When derivation is reset, the pipeline steps through previously seen L1 origins so that: sync_starting_point = latest_l1_block - (challenge_window_size + resolve_window_size + sequencer_window_size). In that case, the DA manager has already synced the state of challenges during the range of L1 blocks traversed so the pipeline can either skip commitments with expired challenges and reorg the L2 chain or load input data from the resolving transaction calldata. In addition, an expired challenge will reorg out [r_start, r_end] L2 blocks so that r_start is the first block derived from the expired challenge's input and r_end the last L2 block derived before the pipeline was reset.

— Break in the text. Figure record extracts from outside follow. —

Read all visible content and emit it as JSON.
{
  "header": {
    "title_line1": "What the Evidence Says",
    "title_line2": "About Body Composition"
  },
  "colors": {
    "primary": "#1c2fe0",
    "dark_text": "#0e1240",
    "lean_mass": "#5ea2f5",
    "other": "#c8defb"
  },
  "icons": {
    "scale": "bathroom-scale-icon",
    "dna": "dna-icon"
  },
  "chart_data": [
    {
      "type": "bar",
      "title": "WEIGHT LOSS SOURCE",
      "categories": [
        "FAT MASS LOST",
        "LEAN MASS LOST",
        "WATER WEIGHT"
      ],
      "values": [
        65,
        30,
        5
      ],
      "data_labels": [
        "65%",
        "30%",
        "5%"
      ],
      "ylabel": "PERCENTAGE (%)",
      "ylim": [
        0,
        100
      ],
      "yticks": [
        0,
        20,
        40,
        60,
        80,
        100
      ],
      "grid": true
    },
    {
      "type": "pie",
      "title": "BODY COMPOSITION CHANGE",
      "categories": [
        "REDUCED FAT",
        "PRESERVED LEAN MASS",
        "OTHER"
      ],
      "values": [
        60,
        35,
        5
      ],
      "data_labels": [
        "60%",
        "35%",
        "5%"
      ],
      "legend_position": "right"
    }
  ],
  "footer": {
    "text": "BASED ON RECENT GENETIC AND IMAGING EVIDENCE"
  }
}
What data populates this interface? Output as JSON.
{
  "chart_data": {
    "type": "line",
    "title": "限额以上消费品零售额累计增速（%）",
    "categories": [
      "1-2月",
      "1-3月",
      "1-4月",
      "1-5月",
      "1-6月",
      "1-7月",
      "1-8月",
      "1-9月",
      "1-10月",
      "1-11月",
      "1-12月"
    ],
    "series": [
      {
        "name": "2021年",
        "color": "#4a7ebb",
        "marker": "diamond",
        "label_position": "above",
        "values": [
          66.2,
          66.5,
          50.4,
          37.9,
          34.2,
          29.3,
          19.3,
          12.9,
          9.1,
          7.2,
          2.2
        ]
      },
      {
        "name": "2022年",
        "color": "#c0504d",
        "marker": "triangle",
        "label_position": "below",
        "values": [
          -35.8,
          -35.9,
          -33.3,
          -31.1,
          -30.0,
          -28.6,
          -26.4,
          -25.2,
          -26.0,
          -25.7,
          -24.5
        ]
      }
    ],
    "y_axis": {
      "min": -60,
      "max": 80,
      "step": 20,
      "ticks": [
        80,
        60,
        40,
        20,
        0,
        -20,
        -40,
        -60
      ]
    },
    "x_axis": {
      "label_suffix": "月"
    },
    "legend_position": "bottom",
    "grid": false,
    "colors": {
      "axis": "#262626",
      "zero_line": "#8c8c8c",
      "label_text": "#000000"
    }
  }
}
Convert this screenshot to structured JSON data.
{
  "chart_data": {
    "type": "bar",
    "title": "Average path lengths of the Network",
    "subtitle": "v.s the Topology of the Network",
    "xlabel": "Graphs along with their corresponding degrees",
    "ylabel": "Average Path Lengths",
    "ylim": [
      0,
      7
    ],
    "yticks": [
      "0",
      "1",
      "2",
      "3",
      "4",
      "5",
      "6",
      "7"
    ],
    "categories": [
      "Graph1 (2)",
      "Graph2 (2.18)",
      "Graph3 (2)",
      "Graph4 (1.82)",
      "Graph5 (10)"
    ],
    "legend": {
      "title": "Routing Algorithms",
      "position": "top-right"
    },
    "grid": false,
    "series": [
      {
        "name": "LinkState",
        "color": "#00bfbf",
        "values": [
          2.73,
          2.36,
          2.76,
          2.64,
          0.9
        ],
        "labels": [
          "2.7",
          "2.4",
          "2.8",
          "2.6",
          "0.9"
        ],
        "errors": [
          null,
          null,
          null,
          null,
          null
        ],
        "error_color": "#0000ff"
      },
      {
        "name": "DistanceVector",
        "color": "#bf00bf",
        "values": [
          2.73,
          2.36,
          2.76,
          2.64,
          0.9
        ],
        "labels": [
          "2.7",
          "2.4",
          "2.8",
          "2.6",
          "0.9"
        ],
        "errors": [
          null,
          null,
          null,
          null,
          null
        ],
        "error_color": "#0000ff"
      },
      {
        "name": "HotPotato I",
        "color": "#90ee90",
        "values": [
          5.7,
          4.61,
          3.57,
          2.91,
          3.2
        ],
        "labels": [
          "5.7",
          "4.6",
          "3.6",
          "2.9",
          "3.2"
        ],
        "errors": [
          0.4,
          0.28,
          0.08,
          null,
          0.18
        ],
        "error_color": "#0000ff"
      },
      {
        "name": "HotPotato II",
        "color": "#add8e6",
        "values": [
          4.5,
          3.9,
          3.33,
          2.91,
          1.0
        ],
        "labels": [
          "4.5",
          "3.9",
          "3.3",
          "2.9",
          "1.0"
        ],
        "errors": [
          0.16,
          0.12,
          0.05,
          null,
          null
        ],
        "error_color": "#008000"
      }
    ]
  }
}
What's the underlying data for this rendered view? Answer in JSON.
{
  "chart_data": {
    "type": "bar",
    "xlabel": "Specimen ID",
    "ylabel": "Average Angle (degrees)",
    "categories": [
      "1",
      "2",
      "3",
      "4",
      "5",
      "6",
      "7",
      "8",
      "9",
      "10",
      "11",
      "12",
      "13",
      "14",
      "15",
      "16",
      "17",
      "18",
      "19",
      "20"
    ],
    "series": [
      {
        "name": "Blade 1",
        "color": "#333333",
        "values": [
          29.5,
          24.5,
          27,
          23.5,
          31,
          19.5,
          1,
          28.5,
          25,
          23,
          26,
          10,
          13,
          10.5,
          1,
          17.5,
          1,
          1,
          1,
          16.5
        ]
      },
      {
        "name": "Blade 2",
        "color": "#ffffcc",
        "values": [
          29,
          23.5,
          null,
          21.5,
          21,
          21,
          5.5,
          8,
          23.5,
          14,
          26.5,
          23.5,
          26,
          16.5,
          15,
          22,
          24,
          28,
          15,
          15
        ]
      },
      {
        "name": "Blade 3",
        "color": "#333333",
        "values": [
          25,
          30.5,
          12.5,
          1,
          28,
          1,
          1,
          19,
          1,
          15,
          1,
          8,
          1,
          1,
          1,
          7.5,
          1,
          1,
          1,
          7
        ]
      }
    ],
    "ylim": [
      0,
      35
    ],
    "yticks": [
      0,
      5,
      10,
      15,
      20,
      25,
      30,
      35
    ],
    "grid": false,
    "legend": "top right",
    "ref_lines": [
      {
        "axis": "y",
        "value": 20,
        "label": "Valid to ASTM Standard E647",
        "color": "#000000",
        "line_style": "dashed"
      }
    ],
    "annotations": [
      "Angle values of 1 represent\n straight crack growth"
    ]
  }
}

Derivation MUST skip input data such as input_data_size > MAX_L1_TX_SIZE where MAX_L1_TX_SIZE is a consensus constant of 130672 bytes when commitment_type == 0. Different DA layers can potentially resolve the challenge without immediately loading all of the data onto L1 in a single transaction & therefore are exempt from this limit. In theory MAX_L1_TX_SIZE could be increased up to (tx_gas_limit - fixed_resolution_cost) / dynamic_resolution_cost based on the cost of resolving challenges in the contract implementation however to make challenging accessible it is capped based on geth's txMaxSize. 130672 is chosen as 131072 - 400. Geth rejects transactions from the mempool with a total serialized size over 131072. 400 bytes are allocated as overhead (signature, to address, metadata).

Fault Proof

The derivation pipeline is integrated with fault proofs by adding additional hint types to the preimage oracle in order to query the input data from the DA provider as well as onchain challenge status.

l2-input <commitment>

The input data stored on the DA storage for the given <commitment>.

l1-challenge-status <commitment> <blocknumber>

The status of the challenge for the given <commitment> at the given <blocknumber> on the L1 DataAvailabilityChallenge contract.

Safety and Finality

Similarly to rollup mode, the engine queue labels any new blocks derived from input data with a commitment on the L1 chain as “safe”. Although labeled as “safe”, the chain might still reorg in case of a faulty DA provider and users must use the “finalized” label for a guarantee that their state cannot revert.

With Plasma mode on, the engine queue does receives finality signals from the L1 RPC AND from the DA manager that keeps track of challenges. The DA manager maintains an internal state of all the input commitments in the current challengeWindow as they are validated by the derivation pipeline. In addition, it filters challenge events to calculate when commitments are challenged/resolved and elect the next finalized L1 block such that:

if active_challenges_count > 0
    challenge = findOldestActiveChallenge(active_challenges)
    finality_delay = (challenge.block_number - challenge.commitment_block_number) + resolve_window + 1
    l1_finalized_block_number = min(latest_l1_block_number - finality_delay, finalized_l1_block_number)
    l1_finalized_block_number = min(latest_l1_block_number - challenge_window, finalized_l1_block_number)

The engine queue will maintain a longer buffer of L2 blocks waiting for the DA window to expire and the L1 block with the commitment to be finalized in order to signal finality.

Security Considerations

The Data Availability Challenge contract mitigates DoS vulnerability with a payable bond requirement making challenging the availability of a commitment at least as expensive as submitting the data onchain to resolve the challenge. In addition, the reward is not net positive for the fisherman who forced the release of data by challenging thus preventing money pump vulnerability while still making challenging affordable to altruistic fishermen and users who desire to pay to guarantee data availability on L1. Lastly, if needed a resolver_refund_factor can be dialed up such as resolver_refund_factor * resolving_cost is refunded to the resolver (where 0 <= refund_factor <= 1) while the rest of the bond is burnt.